Was it not true that she was less sympathetic with the poor brown peoples of the earth than with the animals? "How can you be contemptuous of God's children, whom the physical universe has colored brown or black or yellow—you, who are indignant when a beast is overburdened? If we repudiate and condemn to death those who do not please us, who will live?"
She felt in herself some singular commotion. Conceptions, hitherto mere shells of thought, became infilled with passion; and pity, hitherto a feeble sentiment with her, expanded into an emotion which shook her, filled her throat with sobs, discrediting her old self with her new self till the thought of her mean and selfish art brought shame. How small it all was, how trivial, beside the consciousness of duty well done, measured against a life of self-sacrifice, such as that suggested by this man, whose eyes sought her in worship!
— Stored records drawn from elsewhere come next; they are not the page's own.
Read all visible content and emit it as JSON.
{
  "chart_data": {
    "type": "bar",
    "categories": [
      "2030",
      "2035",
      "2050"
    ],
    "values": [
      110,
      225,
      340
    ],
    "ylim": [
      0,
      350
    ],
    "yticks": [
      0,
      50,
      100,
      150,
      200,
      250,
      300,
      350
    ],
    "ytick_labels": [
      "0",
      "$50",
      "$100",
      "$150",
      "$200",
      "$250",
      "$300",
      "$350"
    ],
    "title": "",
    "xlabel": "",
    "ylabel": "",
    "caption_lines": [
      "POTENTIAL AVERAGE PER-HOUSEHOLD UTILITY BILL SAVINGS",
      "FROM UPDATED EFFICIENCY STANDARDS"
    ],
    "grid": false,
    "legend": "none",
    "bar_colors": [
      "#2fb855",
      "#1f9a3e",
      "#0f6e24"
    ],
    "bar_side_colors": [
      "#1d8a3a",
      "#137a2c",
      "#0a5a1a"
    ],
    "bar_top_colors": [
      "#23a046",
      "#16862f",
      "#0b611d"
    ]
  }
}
Could there be any greater happiness than to stand by his side, helping to render a dying, captive race happier—healthier? Could her great wealth be put to better use than this of teaching two hundred thousand red people how to meet and adjust themselves to the white man's way of life? Their rags, their squalor, their ignorance were more deeply depressing to her lover than the poverty of the slums, for the Tetongs had been free and joyous hunters. Their condition was a tragic debasement. She began to feel the arguments of the Indian helpers. Their words were no longer dead things; they had become electric nodes; they moved her, set her blood aflame, and she clinched her hands and said: "I will help him do this great work!"